RASC News Agency: In a fresh wave of repression targeting dissent within religious circles, Taliban forces on Sunday detained Qari Sirajuddin, a prominent imam in Kabul’s Qala-e-Fathullah neighborhood. According to family members, who have confirmed his arrest, they remain completely unaware of his whereabouts or current condition highlighting the opaque and arbitrary nature of Taliban justice. Qari Sirajuddin is widely known for his association with Mawlawi Abdul Qadir Qanet, a fellow cleric and outspoken critic of the Taliban’s monopolistic and exclusionary rule. Qanet himself was arrested by the Taliban just days earlier under similarly ambiguous circumstances, a move interpreted by many observers as a calculated effort to stifle mounting criticism from within the religious establishment.

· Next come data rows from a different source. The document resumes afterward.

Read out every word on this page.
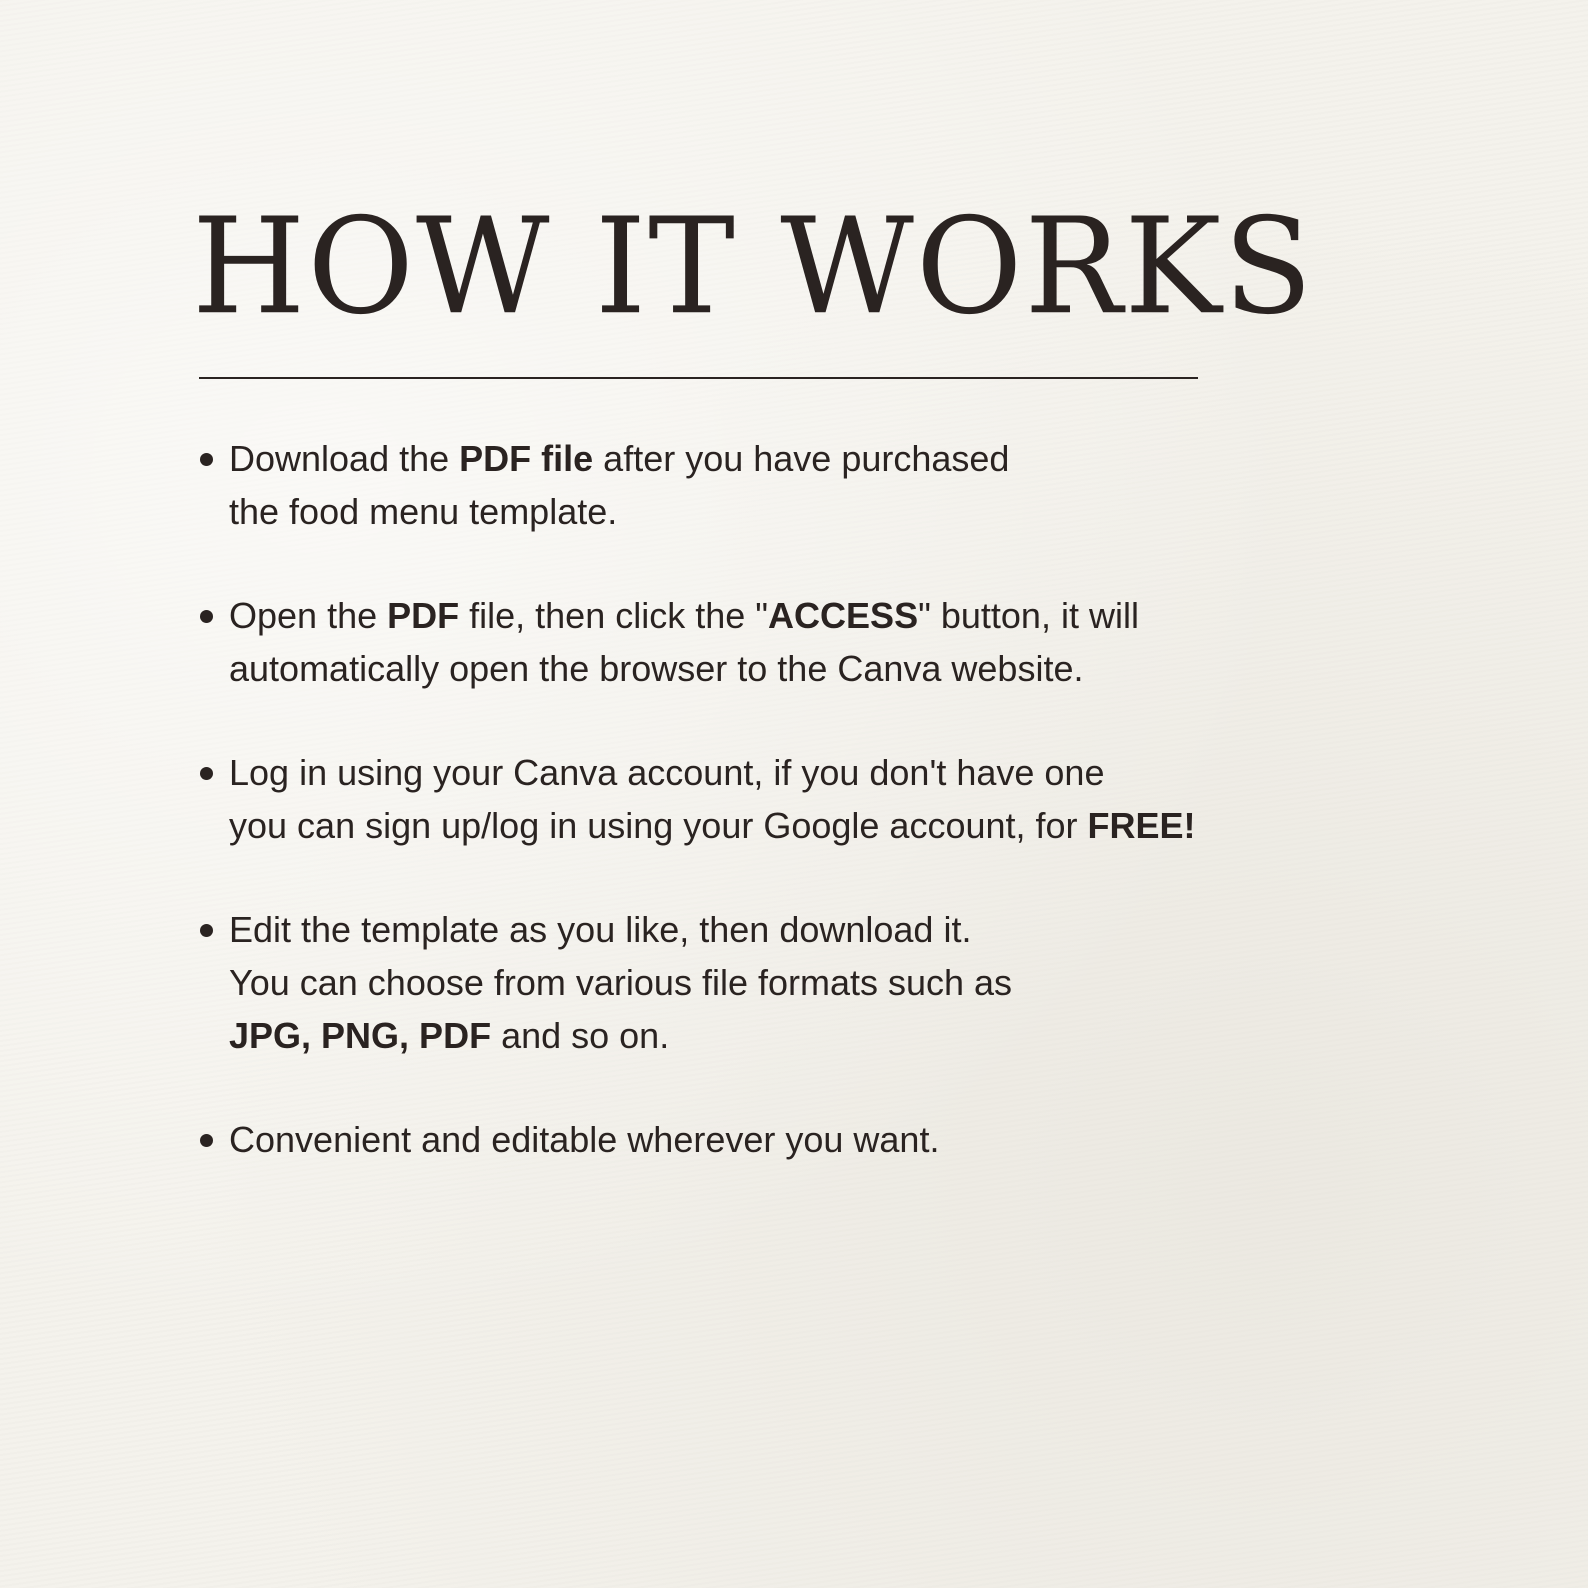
HOW IT WORKS
Download the PDF file after you have purchased
the food menu template.
Open the PDF file, then click the "ACCESS" button, it will
automatically open the browser to the Canva website.
Log in using your Canva account, if you don't have one
you can sign up/log in using your Google account, for FREE!
Edit the template as you like, then download it.
You can choose from various file formats such as
JPG, PNG, PDF and so on.
Convenient and editable wherever you want.
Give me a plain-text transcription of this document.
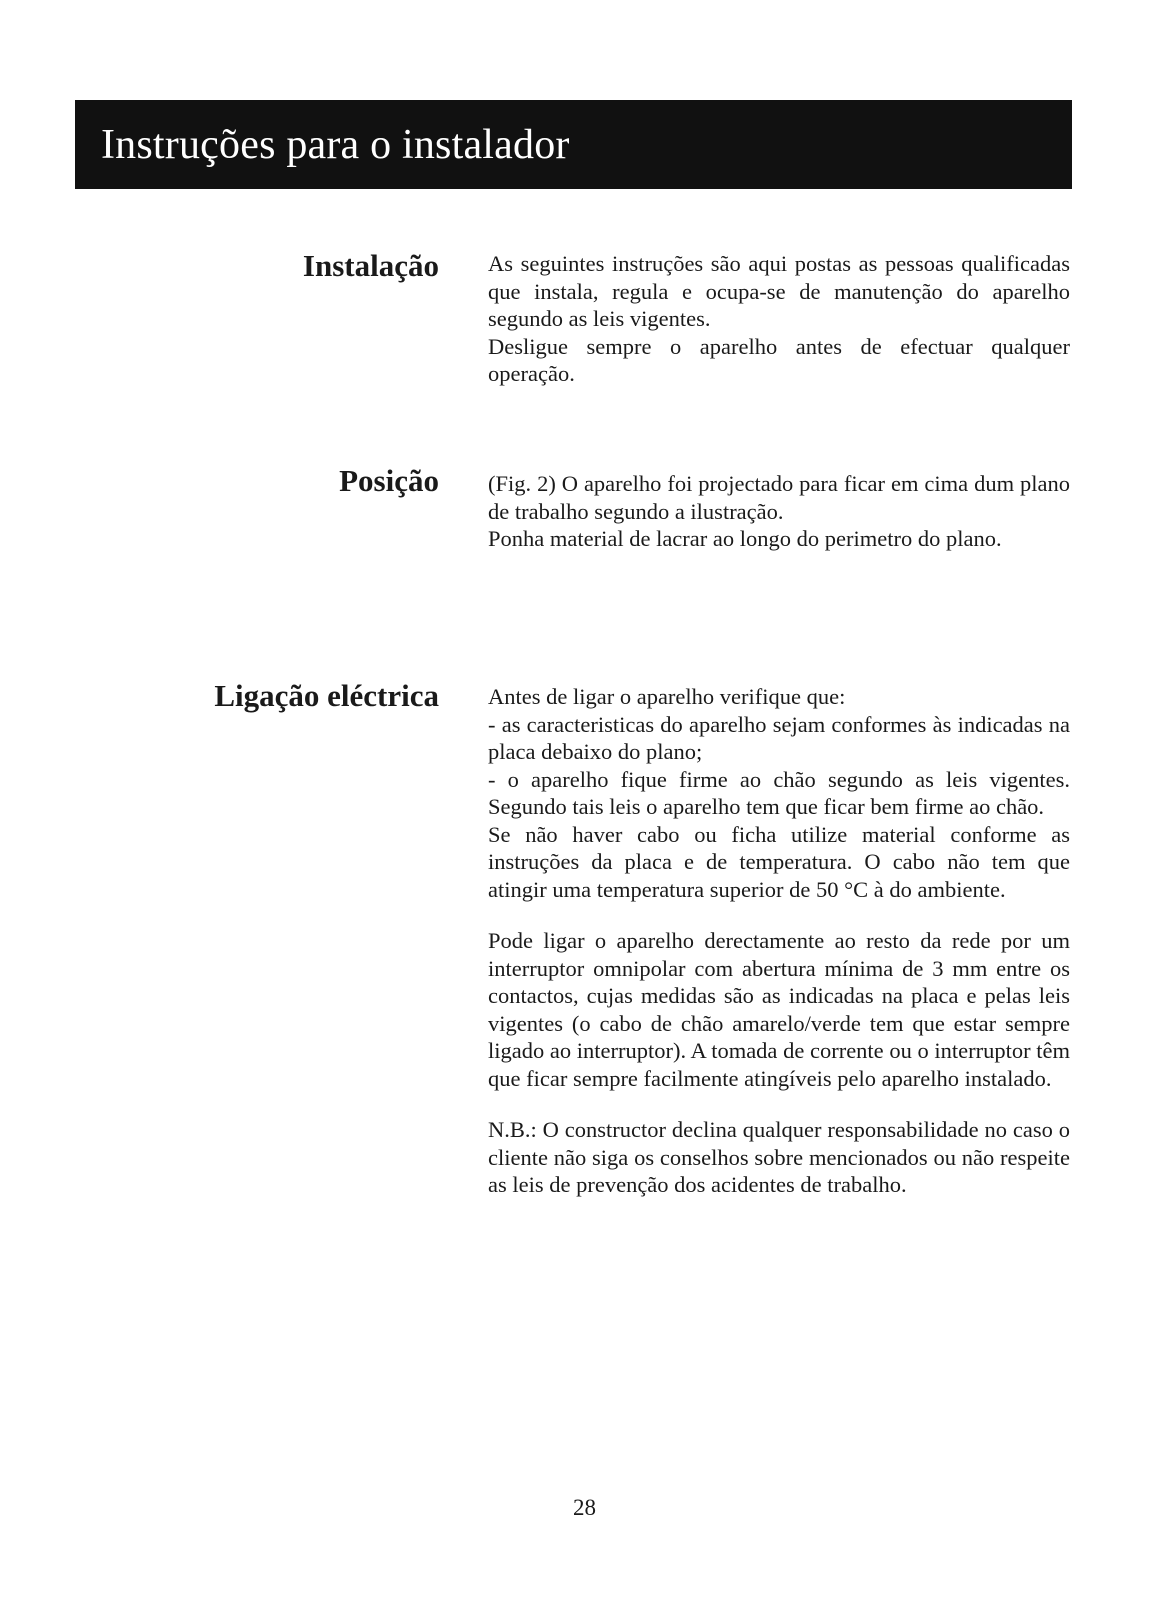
Instruções para o instalador
Instalação As seguintes instruções são aqui postas as pessoas qualificadas que instala, regula e ocupa-se de manutenção do aparelho segundo as leis vigentes.

Desligue sempre o aparelho antes de efectuar qualquer operação.

Posição (Fig. 2) O aparelho foi projectado para ficar em cima dum plano de trabalho segundo a ilustração.

Ponha material de lacrar ao longo do perimetro do plano.

Ligação eléctrica Antes de ligar o aparelho verifique que:

- as caracteristicas do aparelho sejam conformes às indicadas na placa debaixo do plano;

- o aparelho fique firme ao chão segundo as leis vigentes. Segundo tais leis o aparelho tem que ficar bem firme ao chão.

Se não haver cabo ou ficha utilize material conforme as instruções da placa e de temperatura. O cabo não tem que atingir uma temperatura superior de 50 °C à do ambiente.

Pode ligar o aparelho derectamente ao resto da rede por um interruptor omnipolar com abertura mínima de 3 mm entre os contactos, cujas medidas são as indicadas na placa e pelas leis vigentes (o cabo de chão amarelo/verde tem que estar sempre ligado ao interruptor). A tomada de corrente ou o interruptor têm que ficar sempre facilmente atingíveis pelo aparelho instalado.

N.B.: O constructor declina qualquer responsabilidade no caso o cliente não siga os conselhos sobre mencionados ou não respeite as leis de prevenção dos acidentes de trabalho.

28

Although no formal charges have been announced, sources familiar with the situation believe that Qari Sirajuddin’s arrest is directly tied to his public condemnation of Taliban policies at a recent gathering of Islamic scholars in Kabul. During this assembly, he read a declaration that boldly challenged the Taliban’s claim to religious and political legitimacy. The statement called for the formation of an inclusive government and denounced the growing tribalism, authoritarian decision-making, and disregard for religious plurality under Taliban rule. In recent weeks, a growing number of clerics many of whom initially endorsed the Taliban’s return to power have begun voicing deep concern over the group’s unaccountable, ethnocentric governance. The arrests of Mawlawi Abdul Qadir Qanet and Mawlawi Bashir Ahmad Hanafi in Kabul and Helmand respectively, further illustrate a dangerous pattern: any religious scholar who dares to speak independently or advocate for reform is swiftly silenced, detained, and erased from public discourse.
These detentions mark an alarming escalation in the Taliban’s systematic efforts to monopolize religious authority and eliminate internal opposition. While the regime wraps itself in the cloak of religious piety, it simultaneously dismantles the intellectual and ethical traditions of Islamic debate, consultation (shura), and moral dissent. Analysts argue that the Taliban’s persecution of dissenting scholars reveals their growing paranoia and insecurity. The arrests not only aim to quash internal criticism, but also send a chilling warning to others within the religious community: loyalty is no longer a shield, and silence has become a condition for survival.
This authoritarian turn within the Taliban’s own clerical ranks is not merely a theological dispute it has far-reaching implications for Afghanistan’s already fragile social fabric. The silencing of credible Islamic voices who call for justice, moderation, and inclusivity deprives Afghanistani society of essential checks on tyranny cloaked in religious legitimacy. As the Taliban attempt to present a more “governable” face to the international community, their ruthless targeting of clerics once their ideological allies exposes the true character of their rule: a regime intolerant of scrutiny, allergic to reform, and driven not by Islamic values, but by the raw calculus of tribal supremacy and authoritarian control.
Until the international community acknowledges the brutal silencing of religious dissent as a central pillar of Taliban governance, diplomatic engagement with the regime risks becoming complicit in the erasure of Afghanistan’s moral conscience.